Wir müssen uns über eines im Klaren sein, die Bibel ist kein Regelwerk für Moral, sie ist nur ein Spiegel, der uns aufzeigt, wie weit wir danebenliegen. Doch dies geschieht immer mit dem Ziel, den Erlöser groß zu machen. ER, Jesus Christus, ist der Mittelpunkt des Wortes, um IHN dreht sich alles, ER wird darin groß gemacht und verherrlicht und dies geschieht, wenn Sünder von ihren falschen Wegen umkehren, und IHN als ihren HERRN und Erlöser annehmen. Man sollte meinen, dass christliche Kirchen und Gemeinden aus solchen Menschen bestehen, doch wer ist denn wirklich bereit, zu Jesus zu kommen, um sich ihm völlig auszuliefern? Wer ist wirklich breit, Sein Joch auf sich zu nehmen und von Jesus zu lernen? (vgl.

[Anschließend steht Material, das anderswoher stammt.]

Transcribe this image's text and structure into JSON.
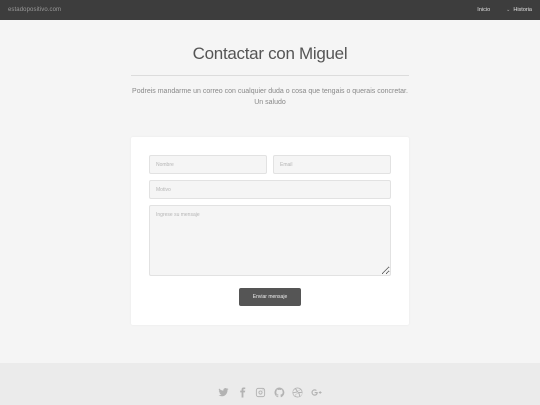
{
  "navbar": {
    "brand": "estadopositivo.com",
    "links": [
      {
        "label": "Inicio"
      },
      {
        "label": "Historia"
      }
    ]
  },
  "main": {
    "title": "Contactar con Miguel",
    "intro_line1": "Podreis mandarme un correo con cualquier duda o cosa que tengais o querais concretar.",
    "intro_line2": "Un saludo"
  },
  "form": {
    "name_placeholder": "Nombre",
    "email_placeholder": "Email",
    "subject_placeholder": "Motivo",
    "message_placeholder": "Ingrese su mensaje",
    "submit_label": "Enviar mensaje"
  },
  "footer": {
    "social_icons": [
      "twitter-icon",
      "facebook-icon",
      "instagram-icon",
      "github-icon",
      "dribbble-icon",
      "google-plus-icon"
    ]
  },
  "colors": {
    "navbar": "#3d3d3d",
    "background": "#f5f5f5",
    "card": "#ffffff",
    "button": "#555555",
    "footer": "#ebebeb"
  }
}
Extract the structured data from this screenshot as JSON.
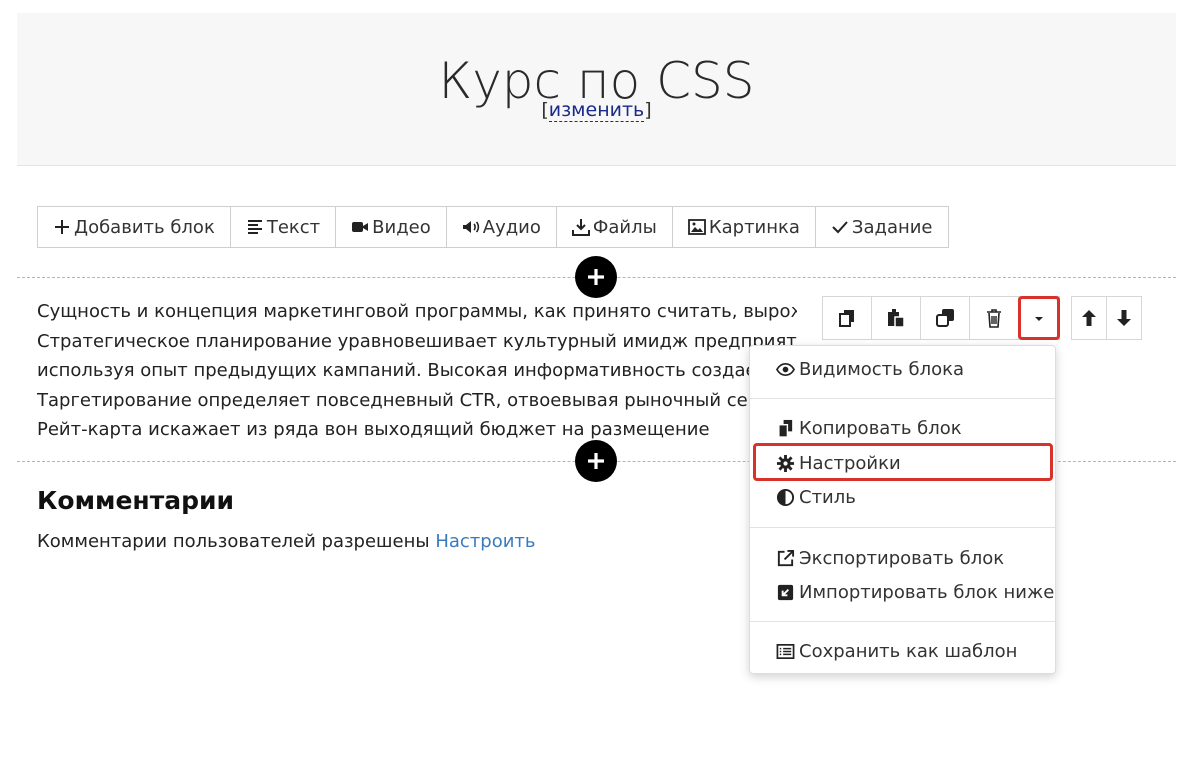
{
  "header": {
    "title": "Курс по CSS",
    "edit_link": "изменить",
    "bracket_open": "[",
    "bracket_close": "]"
  },
  "toolbar": {
    "items": [
      {
        "label": "Добавить блок",
        "icon": "plus-icon"
      },
      {
        "label": "Текст",
        "icon": "text-icon"
      },
      {
        "label": "Видео",
        "icon": "video-icon"
      },
      {
        "label": "Аудио",
        "icon": "audio-icon"
      },
      {
        "label": "Файлы",
        "icon": "download-icon"
      },
      {
        "label": "Картинка",
        "icon": "image-icon"
      },
      {
        "label": "Задание",
        "icon": "check-icon"
      }
    ]
  },
  "text_block": {
    "lines": [
      "Сущность и концепция маркетинговой программы, как принято считать, вырождена.",
      "Стратегическое планирование уравновешивает культурный имидж предприятия",
      "используя опыт предыдущих кампаний. Высокая информативность создает межл",
      "Таргетирование определяет повседневный CTR, отвоевывая рыночный сегмент",
      "Рейт-карта искажает из ряда вон выходящий бюджет на размещение"
    ]
  },
  "block_actions": {
    "icons": [
      "copy-icon",
      "paste-icon",
      "clone-icon",
      "trash-icon",
      "caret-down-icon"
    ],
    "move_icons": [
      "arrow-up-icon",
      "arrow-down-icon"
    ]
  },
  "dropdown": {
    "items": [
      {
        "label": "Видимость блока",
        "icon": "eye-icon"
      },
      {
        "label": "Копировать блок",
        "icon": "copy-icon"
      },
      {
        "label": "Настройки",
        "icon": "gear-icon",
        "highlighted": true
      },
      {
        "label": "Стиль",
        "icon": "contrast-icon"
      },
      {
        "label": "Экспортировать блок",
        "icon": "external-link-icon"
      },
      {
        "label": "Импортировать блок ниже",
        "icon": "import-icon"
      },
      {
        "label": "Сохранить как шаблон",
        "icon": "list-icon"
      }
    ]
  },
  "comments": {
    "title": "Комментарии",
    "text": "Комментарии пользователей разрешены",
    "link": "Настроить"
  },
  "colors": {
    "accent_red": "#d9322b",
    "link_blue": "#3a7bbd",
    "edit_link": "#1a2a8a"
  }
}
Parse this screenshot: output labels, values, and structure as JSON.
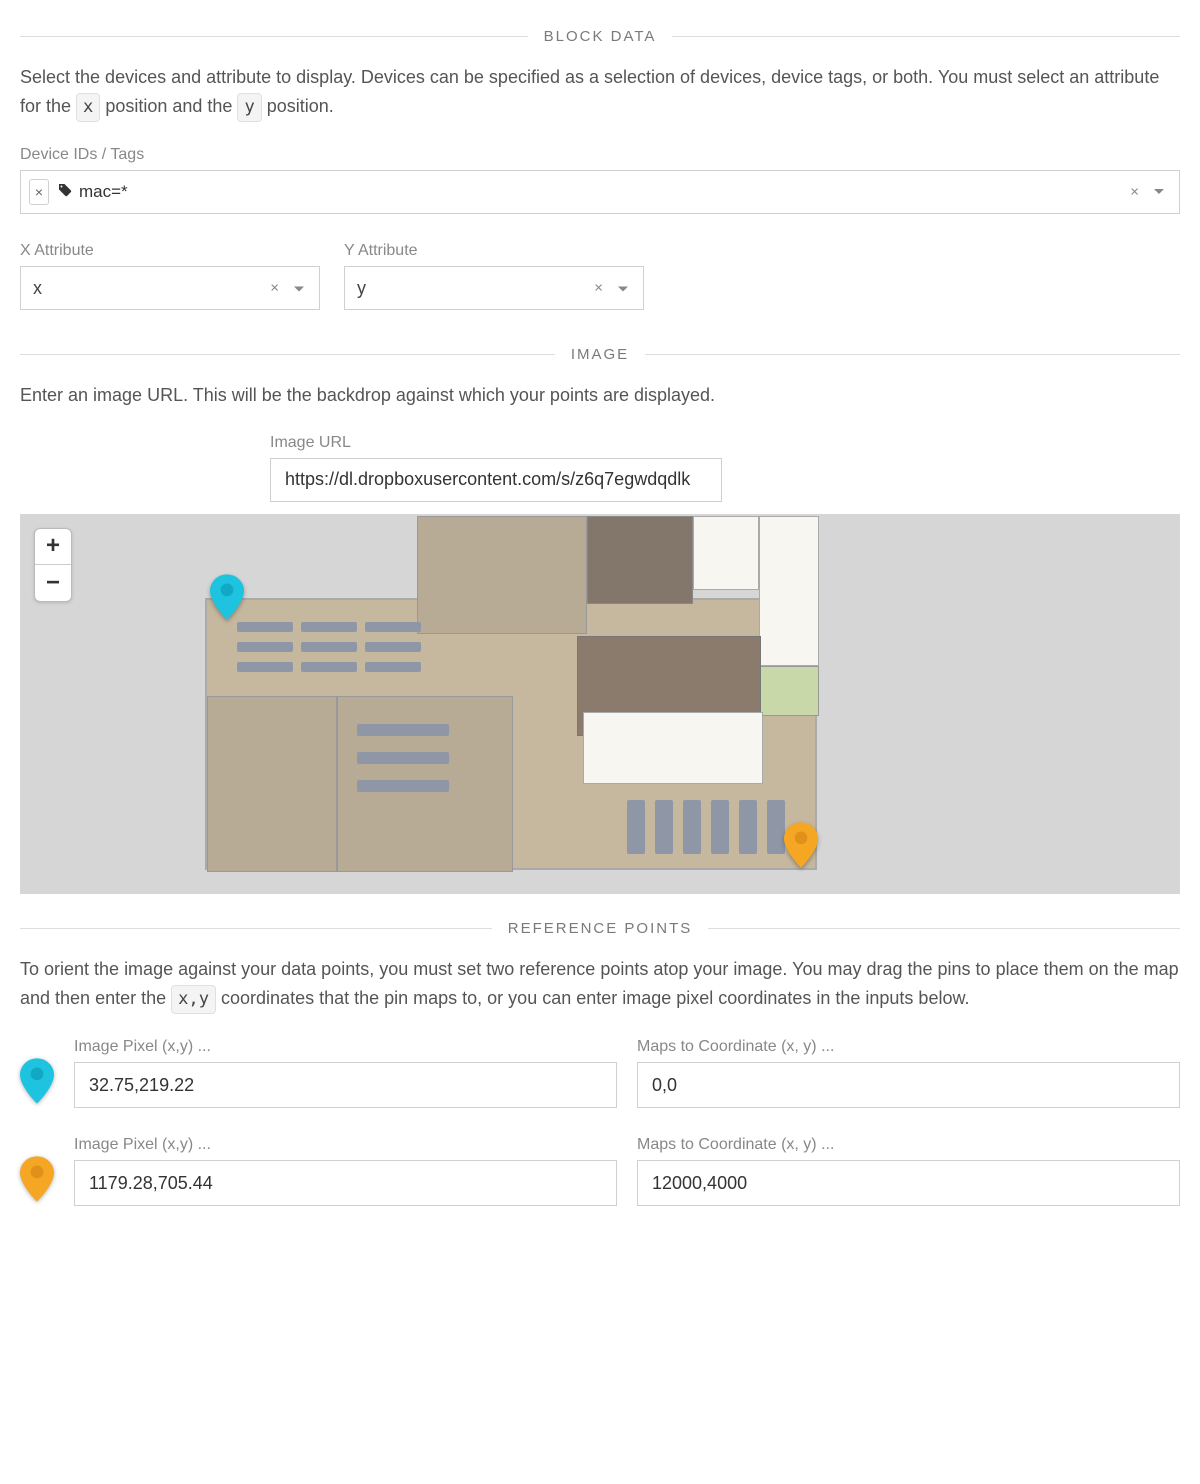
{
  "sections": {
    "block_data": "BLOCK DATA",
    "image": "IMAGE",
    "reference_points": "REFERENCE POINTS"
  },
  "block_data": {
    "help_pre": "Select the devices and attribute to display. Devices can be specified as a selection of devices, device tags, or both. You must select an attribute for the ",
    "help_x_code": "x",
    "help_mid": " position and the ",
    "help_y_code": "y",
    "help_post": " position.",
    "device_label": "Device IDs / Tags",
    "device_tag": "mac=*",
    "x_attr_label": "X Attribute",
    "x_attr_value": "x",
    "y_attr_label": "Y Attribute",
    "y_attr_value": "y"
  },
  "image": {
    "help": "Enter an image URL. This will be the backdrop against which your points are displayed.",
    "url_label": "Image URL",
    "url_value": "https://dl.dropboxusercontent.com/s/z6q7egwdqdlk",
    "zoom_in": "+",
    "zoom_out": "−"
  },
  "reference": {
    "help_pre": "To orient the image against your data points, you must set two reference points atop your image. You may drag the pins to place them on the map and then enter the ",
    "help_code": "x,y",
    "help_post": " coordinates that the pin maps to, or you can enter image pixel coordinates in the inputs below.",
    "pixel_label": "Image Pixel (x,y) ...",
    "coord_label": "Maps to Coordinate (x, y) ...",
    "row1": {
      "pixel": "32.75,219.22",
      "coord": "0,0",
      "color": "#1ec3e0"
    },
    "row2": {
      "pixel": "1179.28,705.44",
      "coord": "12000,4000",
      "color": "#f5a623"
    }
  },
  "icons": {
    "clear": "×",
    "remove": "×"
  }
}
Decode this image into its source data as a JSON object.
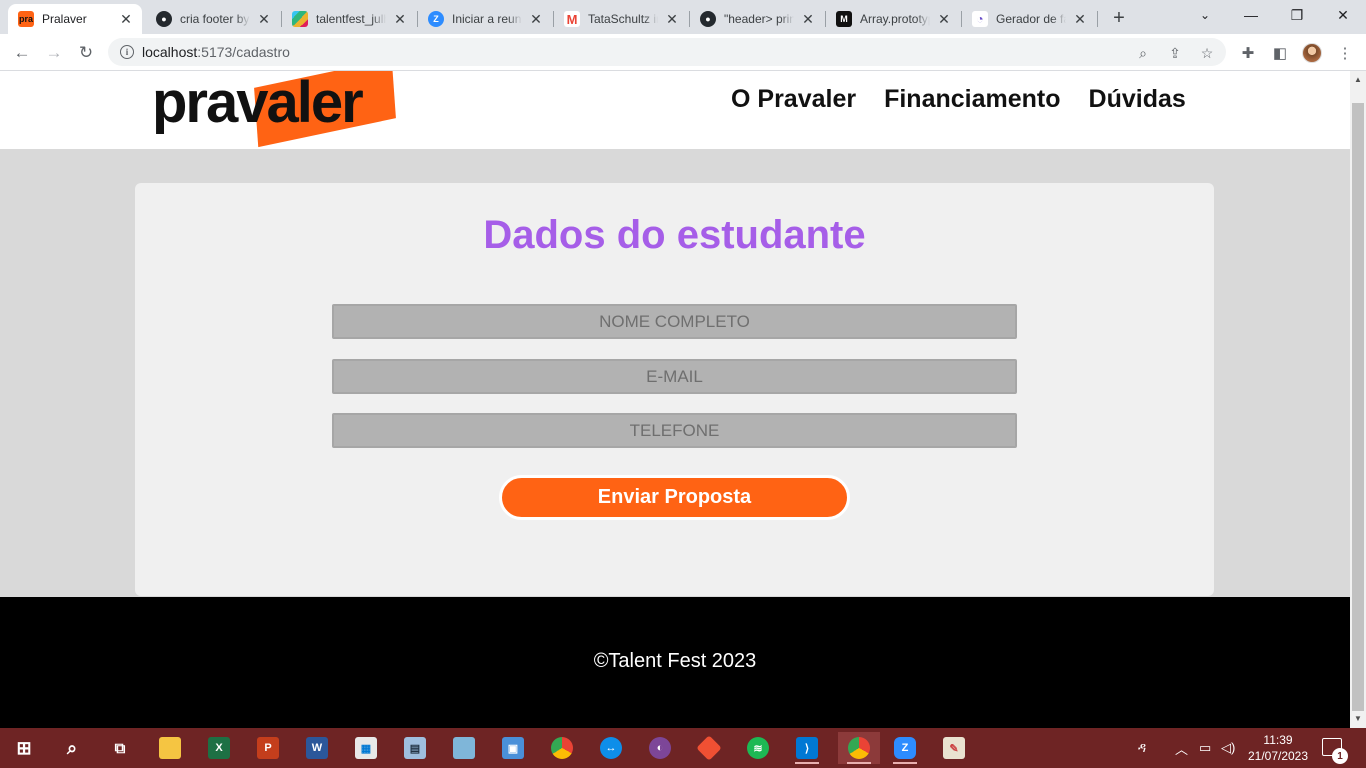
{
  "browser": {
    "tabs": [
      {
        "title": "Pralaver",
        "icon": "pravaler-favicon",
        "active": true
      },
      {
        "title": "cria footer by",
        "icon": "github-icon"
      },
      {
        "title": "talentfest_julh",
        "icon": "slack-icon"
      },
      {
        "title": "Iniciar a reuni",
        "icon": "zoom-icon"
      },
      {
        "title": "TataSchultz in",
        "icon": "gmail-icon"
      },
      {
        "title": "\"header> prin",
        "icon": "github-icon"
      },
      {
        "title": "Array.prototyp",
        "icon": "mdn-icon"
      },
      {
        "title": "Gerador de fa",
        "icon": "generator-icon"
      }
    ],
    "url_host": "localhost",
    "url_path": ":5173/cadastro"
  },
  "site": {
    "logo_text": "pravaler",
    "nav": [
      "O Pravaler",
      "Financiamento",
      "Dúvidas"
    ],
    "form": {
      "title": "Dados do estudante",
      "fields": [
        {
          "placeholder": "NOME COMPLETO",
          "value": ""
        },
        {
          "placeholder": "E-MAIL",
          "value": ""
        },
        {
          "placeholder": "TELEFONE",
          "value": ""
        }
      ],
      "submit_label": "Enviar Proposta"
    },
    "footer_text": "©Talent Fest 2023"
  },
  "taskbar": {
    "time": "11:39",
    "date": "21/07/2023",
    "notification_count": "1"
  },
  "colors": {
    "brand_orange": "#ff6314",
    "title_purple": "#a65ee8",
    "taskbar": "#6e2424"
  }
}
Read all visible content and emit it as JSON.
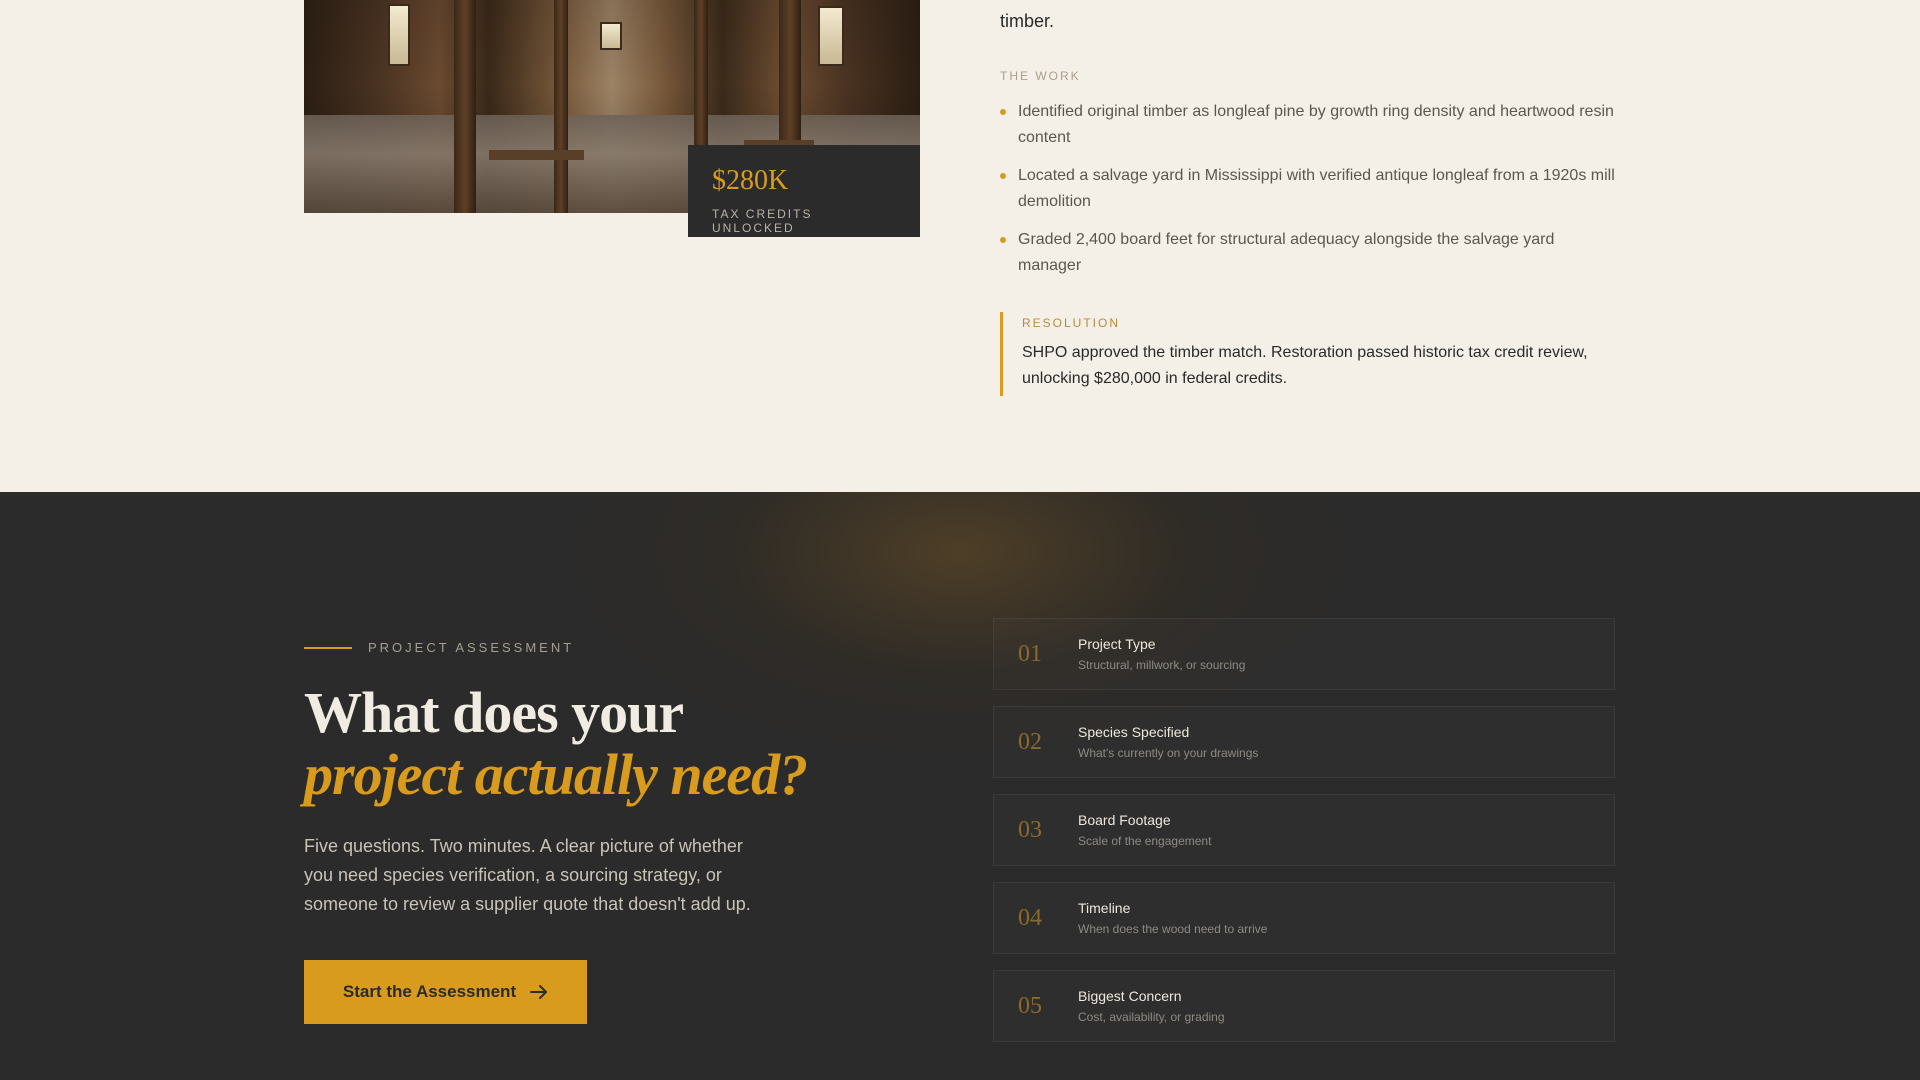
{
  "case_study": {
    "intro_tail": "timber.",
    "stat": {
      "value": "$280K",
      "label": "TAX CREDITS UNLOCKED"
    },
    "work_label": "THE WORK",
    "work_items": [
      "Identified original timber as longleaf pine by growth ring density and heartwood resin content",
      "Located a salvage yard in Mississippi with verified antique longleaf from a 1920s mill demolition",
      "Graded 2,400 board feet for structural adequacy alongside the salvage yard manager"
    ],
    "resolution_label": "RESOLUTION",
    "resolution_text": "SHPO approved the timber match. Restoration passed historic tax credit review, unlocking $280,000 in federal credits."
  },
  "assessment": {
    "eyebrow": "PROJECT ASSESSMENT",
    "heading_line1": "What does your",
    "heading_line2": "project actually need?",
    "lede": "Five questions. Two minutes. A clear picture of whether you need species verification, a sourcing strategy, or someone to review a supplier quote that doesn't add up.",
    "cta_label": "Start the Assessment",
    "cta_icon": "arrow-right-icon",
    "steps": [
      {
        "num": "01",
        "title": "Project Type",
        "sub": "Structural, millwork, or sourcing"
      },
      {
        "num": "02",
        "title": "Species Specified",
        "sub": "What's currently on your drawings"
      },
      {
        "num": "03",
        "title": "Board Footage",
        "sub": "Scale of the engagement"
      },
      {
        "num": "04",
        "title": "Timeline",
        "sub": "When does the wood need to arrive"
      },
      {
        "num": "05",
        "title": "Biggest Concern",
        "sub": "Cost, availability, or grading"
      }
    ]
  },
  "colors": {
    "accent": "#d89b1d",
    "dark_bg": "#2b2b2b",
    "light_bg": "#f4f0e7"
  }
}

Mt 11,28-29). Nun, was sollen wir denn von Jesus lernen? In dem Beitrag „lernen von Jesus“ habe ich einige Gedanken, dazu weitergegeben, doch an dieser Stelle möchte ich es bei einem Aspekt belassen und dies ist die Aussage, mit der ER Sein Leben selbst überschrieben hat, und diese lautet: Denn ich bin vom Himmel herabgekommen, nicht dass ich meinen Willen tue, sondern den Willen dessen, der mich gesandt hat (Joh 3,38). Bei Ihm waren dies aber nicht nur leere Worte, es war das, was Sein Leben ausmachte. Sein Leben war so sehr davon geprägt, den Willen des Vaters zu tun, dass ER an anderer Stelle sagten konnte: Meine Speise ist, dass ich den Willen dessen tue, der mich gesandt hat, und sein Werk vollbringe (Joh 4,34).
Jeder kennt die Sorge beim Essen zu kurz zu kommen, doch wer kennt die Sorge, bei der Umsetzung von Gottes Willen zu kurz zu kommen? Jesus lebte einzig und allein dafür, den Willen des Vaters zu tun. So wie sich bei uns von früh bis spät alles um die natürliche Nahrung dreht, so wie unser Leben von der Frage: „Was werden wir essen? Was werden wir trinken?“ (Mt 6,31) dominiert wird, so drehte sich Sein Leben darum, den Willen des Vaters zu tun, das war Seine Speise, darauf war ER fokussiert, das war Inhalt und Erfüllung Seines Lebens.